Entre 2020 et 2026, le marché immobilier français a traversé deux phases radicalement opposées. La première, portée par des taux historiquement bas proches de 1 %, a alimenté une flambée des prix : entre 2020 et 2023, les prix ont grimpé de 16,7 % au niveau national, tirés par la recherche d'espace et l'essor du télétravail. La deuxième phase, déclenchée par la remontée brutale des taux d'intérêt à partir de 2022, a plombé la capacité d'emprunt des ménages et réduit mécaniquement leur pouvoir d'achat immobilier.

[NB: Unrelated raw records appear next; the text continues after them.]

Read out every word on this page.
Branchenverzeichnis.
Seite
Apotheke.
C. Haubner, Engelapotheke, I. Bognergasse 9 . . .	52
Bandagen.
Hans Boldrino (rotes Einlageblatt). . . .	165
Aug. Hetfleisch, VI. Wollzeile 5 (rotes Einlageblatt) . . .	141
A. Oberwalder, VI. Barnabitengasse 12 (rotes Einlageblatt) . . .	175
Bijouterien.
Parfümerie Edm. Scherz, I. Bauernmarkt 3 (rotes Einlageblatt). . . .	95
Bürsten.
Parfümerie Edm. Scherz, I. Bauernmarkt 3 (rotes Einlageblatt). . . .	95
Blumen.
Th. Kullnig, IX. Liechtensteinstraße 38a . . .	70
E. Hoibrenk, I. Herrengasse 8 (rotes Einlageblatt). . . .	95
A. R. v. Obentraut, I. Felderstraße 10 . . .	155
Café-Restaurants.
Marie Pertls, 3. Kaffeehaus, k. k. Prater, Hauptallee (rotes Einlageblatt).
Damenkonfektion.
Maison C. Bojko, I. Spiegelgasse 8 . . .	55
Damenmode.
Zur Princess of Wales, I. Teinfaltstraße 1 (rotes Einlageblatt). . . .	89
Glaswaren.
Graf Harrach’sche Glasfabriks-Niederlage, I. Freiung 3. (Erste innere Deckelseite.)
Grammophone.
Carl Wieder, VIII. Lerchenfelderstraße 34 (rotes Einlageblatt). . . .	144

Le bilan sur six ans est sévère. Selon une étude SeLoger publiée en mars 2026, la surface accessible à l'achat a reculé en moyenne de 11 m² par ménage entre février 2020 et février 2026, soit l'équivalent d'une pièce entière. Pour illustrer cet écart, un ménage qui pouvait viser 75 m² en 2020 pour une mensualité équivalente doit aujourd'hui se contenter d'environ 64 m². Cette perte représente bien plus qu'une ligne comptable : c'est une chambre en moins, un bureau supprimé, un projet de vie réduit.

Les revenus des ménages ont pourtant progressé de 22 % en moyenne sur la même période. Mais cette hausse n'a pas suffi à compenser le poids du renchérissement du crédit, dont les taux ont bondi d'environ 2,4 points. Une mensualité de 1 000 euros sur vingt ans permettait d'emprunter un capital bien supérieur en 2020. Aujourd'hui, avec un taux moyen autour de 3,27 % sur vingt ans, cette même mensualité correspond à un capital de 175 991 euros, contre une capacité nettement plus élevée à l'époque des taux à 1 %.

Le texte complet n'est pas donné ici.